As things turned out, the 'Redeker Plan' was used by South Africa and (secretly) adopted by other countries as well.
Mystery still surrounds North Korea, as explained by Deputy Director of the South Korean Central Intelligence Agency, Hyungchol Choi.
The deputy director acknowledges that no country was better prepared to repel the zombies than North Korea, which had rivers, mountains, heavily fortified borders, an extensive subterranean system, and a heavily militarized population. But ALL the people of North Korea seem to have disappeared. Director Choi says he's pushing for an expedition to the North, but is blocked by speculation like, 'What if you open the door to some underground city and 23 million zombies come spewing out'? So the puzzle continues.
Once 'safe zones' had been established around the world, a large-scale plan to defeat the zombies was discussed at a conference aboard the decommissioned aircraft carrier USS Saratoga. Merchant ship's master Ernesto Olguin recalls, 'The American ambassador rose and said it was time to go on the attack, to get out from behind our established defenses and begin retaking infested territory.'
Others argued, 'Why in hell should we risk even more lives, suffer more casualties when all we had to do was remain safe while our enemy simply rotted away?'
The first side countered that 'not all the living dead were rotting away. Couldn't just one restart the plague all over again?' And on and on.
Finally, the choice was made: attack!
Nevertheless, the skeptics had a good point, because zombies still exist NOW, 10 years after victory was declared. Many of the undead are in the oceans, where they're still being hunted by naval forces.

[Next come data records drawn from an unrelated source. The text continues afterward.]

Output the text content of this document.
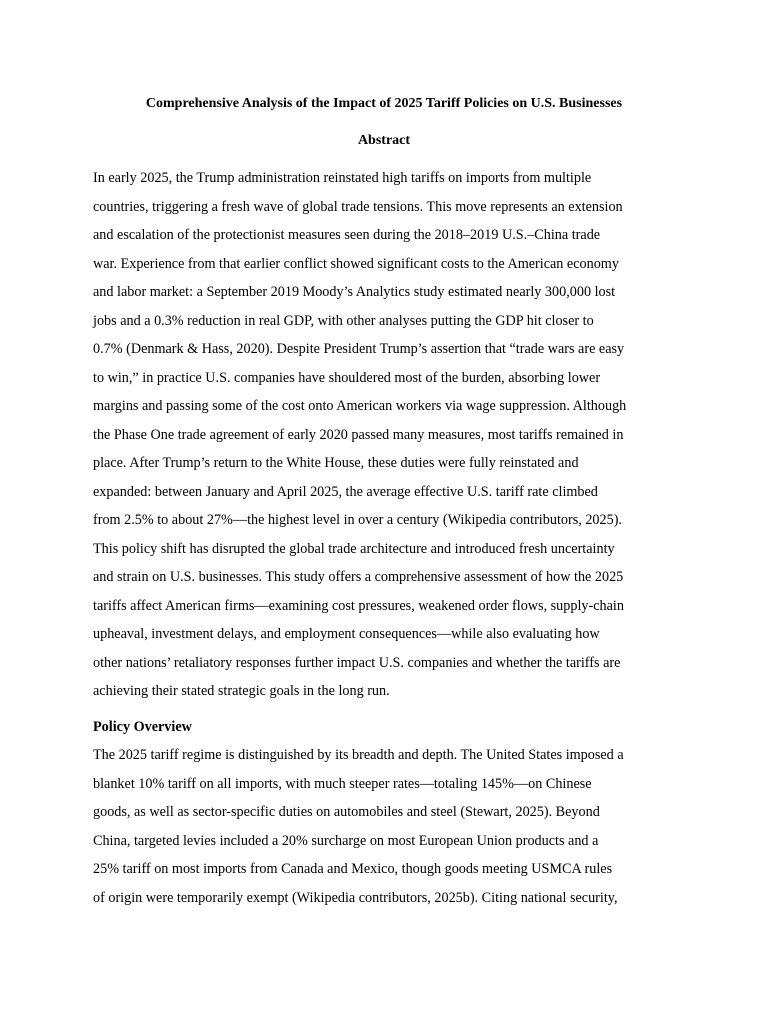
Comprehensive Analysis of the Impact of 2025 Tariff Policies on U.S. Businesses
Abstract

In early 2025, the Trump administration reinstated high tariffs on imports from multiple
countries, triggering a fresh wave of global trade tensions. This move represents an extension
and escalation of the protectionist measures seen during the 2018–2019 U.S.–China trade
war. Experience from that earlier conflict showed significant costs to the American economy
and labor market: a September 2019 Moody’s Analytics study estimated nearly 300,000 lost
jobs and a 0.3% reduction in real GDP, with other analyses putting the GDP hit closer to
0.7% (Denmark & Hass, 2020). Despite President Trump’s assertion that “trade wars are easy
to win,” in practice U.S. companies have shouldered most of the burden, absorbing lower
margins and passing some of the cost onto American workers via wage suppression. Although
the Phase One trade agreement of early 2020 passed many measures, most tariffs remained in
place. After Trump’s return to the White House, these duties were fully reinstated and
expanded: between January and April 2025, the average effective U.S. tariff rate climbed
from 2.5% to about 27%—the highest level in over a century (Wikipedia contributors, 2025).
This policy shift has disrupted the global trade architecture and introduced fresh uncertainty
and strain on U.S. businesses. This study offers a comprehensive assessment of how the 2025
tariffs affect American firms—examining cost pressures, weakened order flows, supply-chain
upheaval, investment delays, and employment consequences—while also evaluating how
other nations’ retaliatory responses further impact U.S. companies and whether the tariffs are
achieving their stated strategic goals in the long run.

Policy Overview

The 2025 tariff regime is distinguished by its breadth and depth. The United States imposed a
blanket 10% tariff on all imports, with much steeper rates—totaling 145%—on Chinese
goods, as well as sector-specific duties on automobiles and steel (Stewart, 2025). Beyond
China, targeted levies included a 20% surcharge on most European Union products and a
25% tariff on most imports from Canada and Mexico, though goods meeting USMCA rules
of origin were temporarily exempt (Wikipedia contributors, 2025b). Citing national security,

Master Chief Petty Officer Michael Choi aboard the USS Holo Kai - a diver in the U.S. Navy's Deep Submergence Combat Corps - explains, 'My war never ended. They say there are still somewhere between 20 and 30 million undead, still washing up on beaches, or getting snagged in fisherman's nets. You can't work an offshore oil rig or repair a transatlantic cable without running into a swarm.'
Choi speculates, 'How are these zombies still around? Nothing in the world corrodes like saltwater. Is it the temperature at these depths, is it the pressure? I'm sure someone real high up has all the answers.' Choi demonstrates his atmospheric diving suit, kind of like a space suit and a suit of armor rolled into one, that he uses for hunting zombies in the ocean....which seems to be a never-ending battle.

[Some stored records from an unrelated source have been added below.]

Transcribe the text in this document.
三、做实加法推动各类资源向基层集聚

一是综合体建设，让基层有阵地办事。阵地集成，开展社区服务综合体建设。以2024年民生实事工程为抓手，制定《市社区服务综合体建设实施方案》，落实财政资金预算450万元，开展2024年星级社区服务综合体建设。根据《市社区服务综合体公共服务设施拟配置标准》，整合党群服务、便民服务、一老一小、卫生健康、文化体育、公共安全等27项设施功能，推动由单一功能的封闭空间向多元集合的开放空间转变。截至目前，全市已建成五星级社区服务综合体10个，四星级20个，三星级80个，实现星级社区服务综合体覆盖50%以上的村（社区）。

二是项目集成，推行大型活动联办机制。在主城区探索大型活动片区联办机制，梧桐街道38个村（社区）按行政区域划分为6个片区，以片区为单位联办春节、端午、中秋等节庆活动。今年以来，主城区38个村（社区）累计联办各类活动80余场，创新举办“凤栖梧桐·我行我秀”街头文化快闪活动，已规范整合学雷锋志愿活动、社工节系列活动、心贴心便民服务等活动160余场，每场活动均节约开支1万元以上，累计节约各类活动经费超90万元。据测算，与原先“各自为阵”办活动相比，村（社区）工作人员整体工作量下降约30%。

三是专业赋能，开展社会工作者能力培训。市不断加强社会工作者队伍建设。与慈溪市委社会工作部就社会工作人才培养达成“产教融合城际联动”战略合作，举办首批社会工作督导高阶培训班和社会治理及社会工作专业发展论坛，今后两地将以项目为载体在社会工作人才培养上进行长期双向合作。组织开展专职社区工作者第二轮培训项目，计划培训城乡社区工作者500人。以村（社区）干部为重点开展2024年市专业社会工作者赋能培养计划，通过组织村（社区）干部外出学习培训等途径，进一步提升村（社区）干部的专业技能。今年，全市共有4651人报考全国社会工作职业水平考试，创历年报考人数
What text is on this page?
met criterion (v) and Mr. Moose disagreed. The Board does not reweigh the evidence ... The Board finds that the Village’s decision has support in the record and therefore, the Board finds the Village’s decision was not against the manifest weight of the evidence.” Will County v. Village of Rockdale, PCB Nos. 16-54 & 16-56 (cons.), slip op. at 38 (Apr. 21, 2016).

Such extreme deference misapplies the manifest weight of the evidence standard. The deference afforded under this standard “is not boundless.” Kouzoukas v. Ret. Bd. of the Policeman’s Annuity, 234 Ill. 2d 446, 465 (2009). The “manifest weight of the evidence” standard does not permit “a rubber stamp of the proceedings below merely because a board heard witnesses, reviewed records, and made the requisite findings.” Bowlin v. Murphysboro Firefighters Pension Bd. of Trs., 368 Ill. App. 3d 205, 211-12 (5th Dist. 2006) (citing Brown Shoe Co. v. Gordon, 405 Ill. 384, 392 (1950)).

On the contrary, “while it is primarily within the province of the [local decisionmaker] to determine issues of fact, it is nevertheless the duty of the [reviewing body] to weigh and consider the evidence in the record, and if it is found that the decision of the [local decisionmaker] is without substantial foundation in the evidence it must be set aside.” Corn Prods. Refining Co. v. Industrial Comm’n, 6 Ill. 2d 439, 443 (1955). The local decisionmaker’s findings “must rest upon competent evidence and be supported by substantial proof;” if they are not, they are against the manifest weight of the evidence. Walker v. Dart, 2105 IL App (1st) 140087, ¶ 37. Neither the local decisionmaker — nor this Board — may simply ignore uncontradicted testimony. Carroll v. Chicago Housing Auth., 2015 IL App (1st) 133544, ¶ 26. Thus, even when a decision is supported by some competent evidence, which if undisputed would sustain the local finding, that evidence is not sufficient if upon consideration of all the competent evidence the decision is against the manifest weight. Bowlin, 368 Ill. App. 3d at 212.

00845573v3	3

Dr. Kwang Jingshu, who first reported 'Patient Zero' in China, is still treating patients twenty years later.

After diagnosing a child with a chest cold, Kwang tells Max Brooks, 'It's comforting to see children again, I mean those who were born after the war, real children who know nothing but a world that includes the living dead. They know not to play near water, not to go out alone or after dark in the spring or summer. Children don't know to be afraid, and that is the greatest gift, the only gift we can leave them.'
Max Brooks provides MANY more interviews than I've highlighted here, and depicts an extensive picture of the zombie horror. This is an evocative, realistic, frightening portrayal of the zombie apocalypse. It's clear that IF zombies appeared amongst us, they'd be here for good.....like cockroaches. And it's scary to think that, even if humanity defeats the undead, one lone zombie could start the pandemic all over again.

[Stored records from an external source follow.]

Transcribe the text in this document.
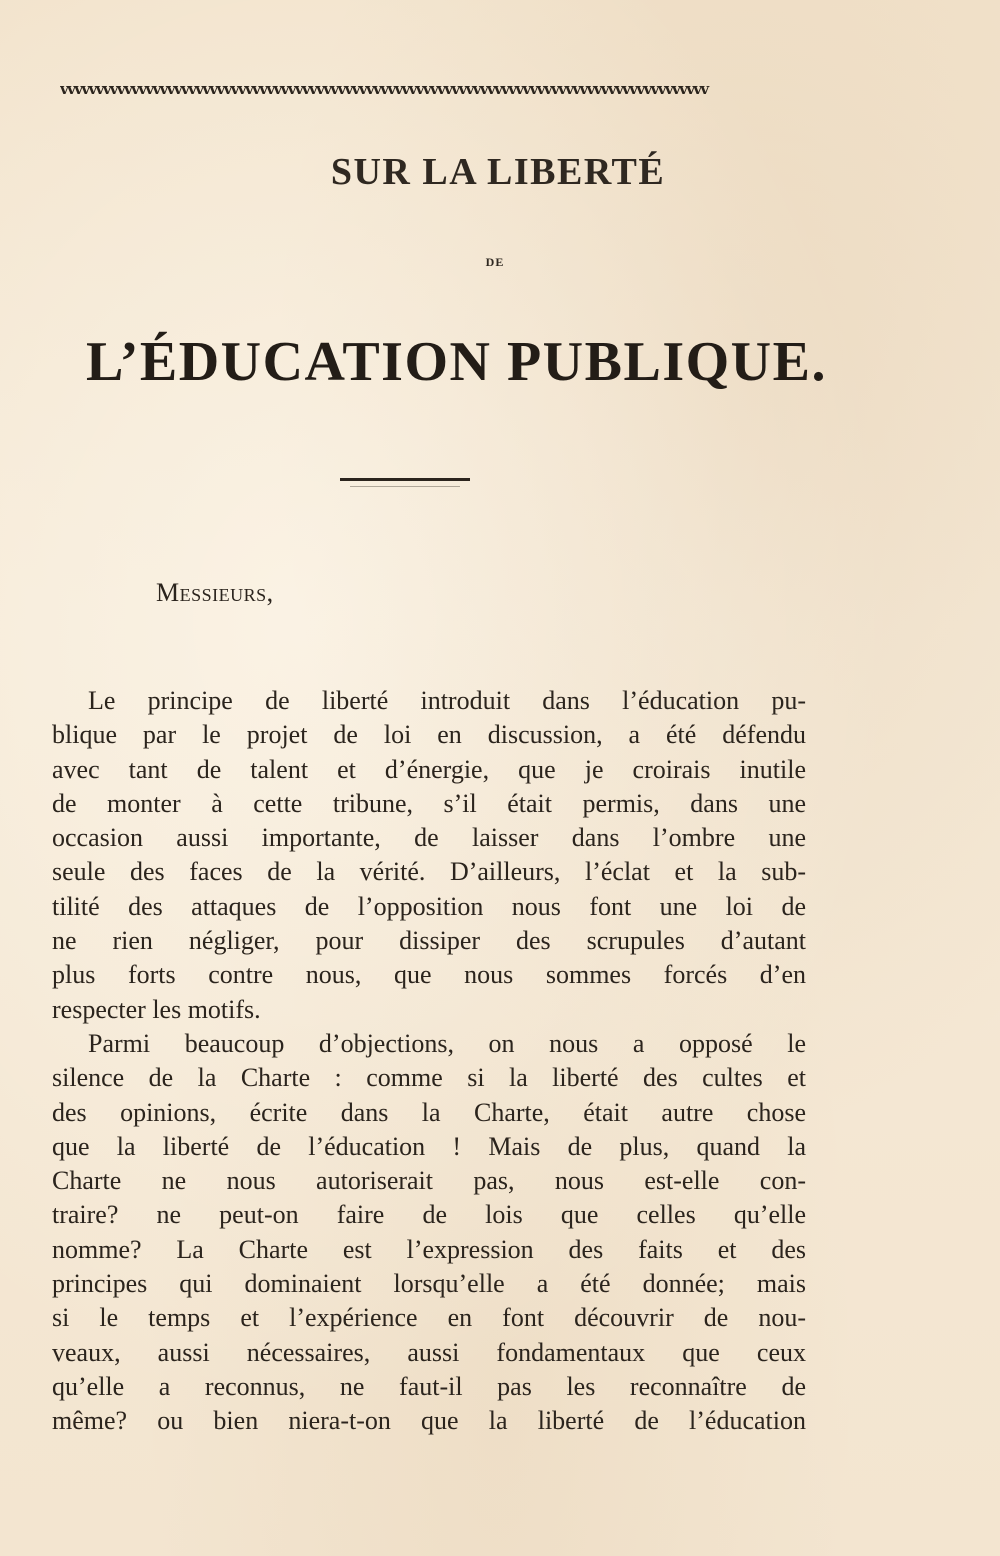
vvvvvvvvvvvvvvvvvvvvvvvvvvvvvvvvvvvvvvvvvvvvvvvvvvvvvvvvvvvvvvvvvvvvvvvvvvvvvvvvvvvvvvvvvvv
SUR LA LIBERTÉ
DE
L’ÉDUCATION PUBLIQUE.
Messieurs,
Le principe de liberté introduit dans l’éducation pu-
blique par le projet de loi en discussion, a été défendu
avec tant de talent et d’énergie, que je croirais inutile
de monter à cette tribune, s’il était permis, dans une
occasion aussi importante, de laisser dans l’ombre une
seule des faces de la vérité. D’ailleurs, l’éclat et la sub-
tilité des attaques de l’opposition nous font une loi de
ne rien négliger, pour dissiper des scrupules d’autant
plus forts contre nous, que nous sommes forcés d’en
respecter les motifs.
Parmi beaucoup d’objections, on nous a opposé le
silence de la Charte : comme si la liberté des cultes et
des opinions, écrite dans la Charte, était autre chose
que la liberté de l’éducation ! Mais de plus, quand la
Charte ne nous autoriserait pas, nous est-elle con-
traire? ne peut-on faire de lois que celles qu’elle
nomme? La Charte est l’expression des faits et des
principes qui dominaient lorsqu’elle a été donnée; mais
si le temps et l’expérience en font découvrir de nou-
veaux, aussi nécessaires, aussi fondamentaux que ceux
qu’elle a reconnus, ne faut-il pas les reconnaître de
même? ou bien niera-t-on que la liberté de l’éducation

In addition to telling a good story, Brooks takes the opportunity to highlight factors that exacerbate crises, like government incompetence, corporate corruption, 'doubting thomases' who refuse to see what's happening around them, and folks who refuse to take measures early on.
I watched the 2013 movie 'World War Z' which - though inspired by this book - tells a completely different story. It's still a good film though.
I'd highly recommend the book and movie to fans of zombie fiction.